Nord, car le tissu musical local à Caen ne permettait pas de découvrir des guitaristes plus âgés, notamment pour ce qui concerne le finger picking (voir chapitre suivant) ; précisément, il existe des structures associatives dans le Nord qui proposent concerts et festivals autour de la guitare, et nous en avons fait un terrain particulier. D'autre part, trois individus ont été contactés à travers une liste de diffusion internet fortement liée à ces événements.
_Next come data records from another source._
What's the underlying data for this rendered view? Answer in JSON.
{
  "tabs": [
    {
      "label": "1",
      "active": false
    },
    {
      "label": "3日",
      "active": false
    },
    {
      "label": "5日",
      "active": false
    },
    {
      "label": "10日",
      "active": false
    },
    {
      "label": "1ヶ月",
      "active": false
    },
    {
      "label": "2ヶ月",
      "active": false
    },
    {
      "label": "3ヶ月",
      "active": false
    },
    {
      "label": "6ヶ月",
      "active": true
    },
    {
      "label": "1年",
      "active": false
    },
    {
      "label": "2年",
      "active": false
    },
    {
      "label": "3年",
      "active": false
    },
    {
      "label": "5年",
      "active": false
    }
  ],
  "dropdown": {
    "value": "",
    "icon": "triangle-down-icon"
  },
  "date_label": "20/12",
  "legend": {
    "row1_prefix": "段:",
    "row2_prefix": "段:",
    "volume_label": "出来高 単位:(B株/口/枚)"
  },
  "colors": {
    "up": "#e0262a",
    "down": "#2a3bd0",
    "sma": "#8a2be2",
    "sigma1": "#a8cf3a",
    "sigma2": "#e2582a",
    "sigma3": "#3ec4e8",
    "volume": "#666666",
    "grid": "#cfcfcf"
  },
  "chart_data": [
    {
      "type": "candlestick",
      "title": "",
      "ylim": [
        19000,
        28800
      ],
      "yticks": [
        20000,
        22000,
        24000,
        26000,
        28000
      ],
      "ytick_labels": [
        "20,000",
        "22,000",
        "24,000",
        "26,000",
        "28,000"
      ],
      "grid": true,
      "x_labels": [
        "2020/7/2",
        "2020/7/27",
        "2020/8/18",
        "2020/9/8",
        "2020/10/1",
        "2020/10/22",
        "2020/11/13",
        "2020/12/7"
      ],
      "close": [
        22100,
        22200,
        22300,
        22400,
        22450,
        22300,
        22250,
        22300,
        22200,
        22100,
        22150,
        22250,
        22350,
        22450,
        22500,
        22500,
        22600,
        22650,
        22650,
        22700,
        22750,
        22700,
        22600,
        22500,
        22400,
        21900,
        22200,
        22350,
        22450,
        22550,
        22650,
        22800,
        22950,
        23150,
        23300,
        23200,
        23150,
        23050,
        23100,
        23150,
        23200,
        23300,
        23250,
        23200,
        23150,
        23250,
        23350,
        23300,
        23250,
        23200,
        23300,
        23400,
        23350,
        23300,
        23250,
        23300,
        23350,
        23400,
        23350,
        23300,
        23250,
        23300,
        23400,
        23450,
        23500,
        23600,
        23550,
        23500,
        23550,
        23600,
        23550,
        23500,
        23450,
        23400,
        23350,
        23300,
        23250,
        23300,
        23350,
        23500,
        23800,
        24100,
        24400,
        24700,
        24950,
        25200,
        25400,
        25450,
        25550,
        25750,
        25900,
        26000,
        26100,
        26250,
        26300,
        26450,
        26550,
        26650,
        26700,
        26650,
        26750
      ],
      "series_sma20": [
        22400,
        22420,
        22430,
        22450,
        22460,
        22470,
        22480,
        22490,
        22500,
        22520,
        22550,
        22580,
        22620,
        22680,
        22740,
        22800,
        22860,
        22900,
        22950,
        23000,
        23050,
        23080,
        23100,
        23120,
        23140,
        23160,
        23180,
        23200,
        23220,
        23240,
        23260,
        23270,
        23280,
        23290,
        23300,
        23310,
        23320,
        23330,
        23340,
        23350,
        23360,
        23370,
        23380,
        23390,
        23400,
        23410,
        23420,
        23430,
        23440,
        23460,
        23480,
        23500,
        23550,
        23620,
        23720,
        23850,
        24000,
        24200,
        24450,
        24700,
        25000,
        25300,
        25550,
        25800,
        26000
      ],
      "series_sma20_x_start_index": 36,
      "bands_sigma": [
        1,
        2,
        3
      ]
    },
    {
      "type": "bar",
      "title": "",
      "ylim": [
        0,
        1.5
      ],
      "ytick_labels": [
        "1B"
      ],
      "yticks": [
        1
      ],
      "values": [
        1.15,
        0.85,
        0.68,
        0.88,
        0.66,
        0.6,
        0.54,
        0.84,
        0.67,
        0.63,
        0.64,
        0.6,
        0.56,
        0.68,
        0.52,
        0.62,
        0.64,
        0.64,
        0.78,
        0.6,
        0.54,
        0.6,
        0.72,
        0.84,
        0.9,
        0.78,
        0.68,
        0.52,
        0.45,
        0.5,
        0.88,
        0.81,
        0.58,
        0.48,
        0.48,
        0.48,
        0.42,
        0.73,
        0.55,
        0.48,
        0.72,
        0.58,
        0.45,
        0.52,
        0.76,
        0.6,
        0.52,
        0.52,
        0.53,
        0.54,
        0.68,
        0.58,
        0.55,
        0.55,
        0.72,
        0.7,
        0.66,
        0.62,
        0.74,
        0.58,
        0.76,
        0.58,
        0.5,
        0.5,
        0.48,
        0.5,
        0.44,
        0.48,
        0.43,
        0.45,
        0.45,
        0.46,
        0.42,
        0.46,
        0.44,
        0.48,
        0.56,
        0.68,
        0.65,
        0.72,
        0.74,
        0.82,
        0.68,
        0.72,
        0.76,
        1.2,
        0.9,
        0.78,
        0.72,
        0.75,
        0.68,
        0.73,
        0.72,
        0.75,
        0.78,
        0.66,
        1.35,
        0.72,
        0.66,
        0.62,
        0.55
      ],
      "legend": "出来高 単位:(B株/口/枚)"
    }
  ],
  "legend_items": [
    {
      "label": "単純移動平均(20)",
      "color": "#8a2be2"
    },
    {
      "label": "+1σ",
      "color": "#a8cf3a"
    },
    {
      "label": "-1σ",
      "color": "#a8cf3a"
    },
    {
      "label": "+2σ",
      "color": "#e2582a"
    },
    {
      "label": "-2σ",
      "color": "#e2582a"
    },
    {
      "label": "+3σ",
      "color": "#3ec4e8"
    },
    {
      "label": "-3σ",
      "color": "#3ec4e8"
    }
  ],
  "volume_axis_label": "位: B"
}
Cette présentation de la population des guitaristes ne serait pas complète sans la mention faite de deux discriminations, l'une principalement du fait de l'enquêteur, l'autre du fait de la sociologie des guitaristes. Nous avons fait le choix de ne pas interroger de débutants, ce qui donne une population de guitaristes « confirmés », des individus sortis de l'adolescence et qui ont une certaine expérience de la musique. Du fait de cette hétérogénéité des genres musicaux présents chez les guitaristes, nous avons voulu neutraliser l'effet de l'âge sur les musiques représentées. Il est bien évident que ce choix détermine une bonne partie des résultats, en ce qui concerne une sociologie de la sortie de l'adolescence, et ce qui favorise de travailler sur une « ouverture » à d'autres genres musicaux. Nous aurons effectivement l'occasion de voir que la plupart des guitaristes sont passés par le rock avant de « s'ouvrir » à la diversité.
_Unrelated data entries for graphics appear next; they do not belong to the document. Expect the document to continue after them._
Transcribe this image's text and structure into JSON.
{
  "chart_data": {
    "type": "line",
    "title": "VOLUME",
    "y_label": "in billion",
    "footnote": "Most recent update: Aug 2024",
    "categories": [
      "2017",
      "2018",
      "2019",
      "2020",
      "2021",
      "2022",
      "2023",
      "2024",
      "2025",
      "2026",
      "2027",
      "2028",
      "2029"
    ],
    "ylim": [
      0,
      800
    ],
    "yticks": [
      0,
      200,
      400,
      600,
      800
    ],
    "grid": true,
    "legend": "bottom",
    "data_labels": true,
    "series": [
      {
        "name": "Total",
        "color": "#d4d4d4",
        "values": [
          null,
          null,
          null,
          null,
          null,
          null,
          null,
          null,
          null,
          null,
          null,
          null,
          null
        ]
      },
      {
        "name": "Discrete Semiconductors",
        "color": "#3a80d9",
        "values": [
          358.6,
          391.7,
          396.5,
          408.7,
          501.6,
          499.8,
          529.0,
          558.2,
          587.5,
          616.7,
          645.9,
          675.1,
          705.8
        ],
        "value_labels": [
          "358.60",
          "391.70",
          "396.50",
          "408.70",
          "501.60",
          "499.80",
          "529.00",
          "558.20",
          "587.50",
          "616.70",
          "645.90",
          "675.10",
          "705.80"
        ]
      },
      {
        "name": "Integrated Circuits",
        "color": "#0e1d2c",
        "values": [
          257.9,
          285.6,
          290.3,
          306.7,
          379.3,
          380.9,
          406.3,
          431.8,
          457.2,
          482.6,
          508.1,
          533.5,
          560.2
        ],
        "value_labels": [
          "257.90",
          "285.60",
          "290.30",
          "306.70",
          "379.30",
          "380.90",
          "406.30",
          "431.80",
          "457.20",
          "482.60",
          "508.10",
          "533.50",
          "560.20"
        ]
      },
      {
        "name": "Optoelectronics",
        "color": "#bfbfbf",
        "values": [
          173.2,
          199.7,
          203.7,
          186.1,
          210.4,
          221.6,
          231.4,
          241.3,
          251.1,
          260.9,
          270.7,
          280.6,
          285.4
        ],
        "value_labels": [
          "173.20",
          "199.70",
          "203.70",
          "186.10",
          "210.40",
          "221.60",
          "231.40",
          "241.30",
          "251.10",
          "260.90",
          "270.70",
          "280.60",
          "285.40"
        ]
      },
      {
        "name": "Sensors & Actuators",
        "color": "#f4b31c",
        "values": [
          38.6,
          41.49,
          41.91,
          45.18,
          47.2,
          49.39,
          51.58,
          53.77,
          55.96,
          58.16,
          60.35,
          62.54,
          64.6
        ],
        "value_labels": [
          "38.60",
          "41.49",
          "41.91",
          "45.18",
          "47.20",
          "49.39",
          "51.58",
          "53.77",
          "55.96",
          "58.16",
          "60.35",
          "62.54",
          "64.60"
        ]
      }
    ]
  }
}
Les femmes sont bien sûr les grandes absentes de cette enquête. Il y aurait matière à faire un long travail sur la place des femmes dans la pratique de la guitare, même si ce trait culturel se retrouve dans la pratique musicale en général. Ainsi, lorsque l'on observe les femmes guitaristes des industries culturelles, elles jouent quasiment toutes avec une guitare acoustique, et sont d'abord considérées comme chanteuses. Il en va de même dans le monde du rock, même si une mutation certaine semble pouvoir s’observer, ainsi dans le monde du jazz où la qualité d'instrumentiste est clairement refusée aux femmes [Buscatto, 2007]. Le terrain n'a pas été propice à rendre compte de cette marginalité autrement que dans leur absence et les contextes dans lesquelles elles apparaissent. Les seules femmes rencontrées ont en fait été des adolescentes dans les cours de MJC, donc des débutantes qui ne rentraient pas dans le cadre de l'enquête. De plus, de ce qui a été observé et communiqué par nos informateurs (en l’occurrence, les professeurs de guitare), les filles semblent arrêter la guitare aux alentours de 15-16 ans, tandis que les garçons continuent au moins quelques années en plus, ce qui ne favorise pas la rencontre de guitaristes confirmées. Cette donnée est à prendre avec précaution en l’absence d’observation plus large. Quasiment jamais nous n'avons été renvoyé vers des femmes dans notre « boule de neige » ; sur trois dont nous avons obtenu le contact, une seule a été interviewée pour des raisons logistiques,

les autres se professionnalisant sur Paris. Le cas de ces trois guitaristes (professionnelles, rockeuses) était problématique parce qu'elles sont homosexuelles : soit la source des contacts avait sciemment choisi ces femmes là, soit il y avait quelque chose de l'ordre d'une réalité sociologique. En effet, au vu de la forte charge sexuée de la pratique, n’y avait-il pas là quelque chose de l’ordre du partage symbolique des instruments et des objets qui touchent jusque dans la sexualité des personnes, que ce soit d'un point de vue objectif, ou que cela fasse sens pour les hommes57 ? Les exemples d'un partage sexué de la pratique de la guitare ne manquent pas58. Mais par peur de s’aventurer sur un terrain que nous ne pourrions maîtriser autant par compétence théorique spécifique (sociologie des genres et de la sexualité) que par possible généralisation de cette observation localisée, il a été décidé de ne pas en faire un objet d’analyse, selon un soucis sociologique évident. Cela n'empêchera pas, au demeurant, de montrer chez les hommes la charge symbolique de la guitare en terme de sexualité. Nous n'aurons simplement pas d'épreuve à la marge sur ce terrain là, à part un entretien malgré tout fort instructif.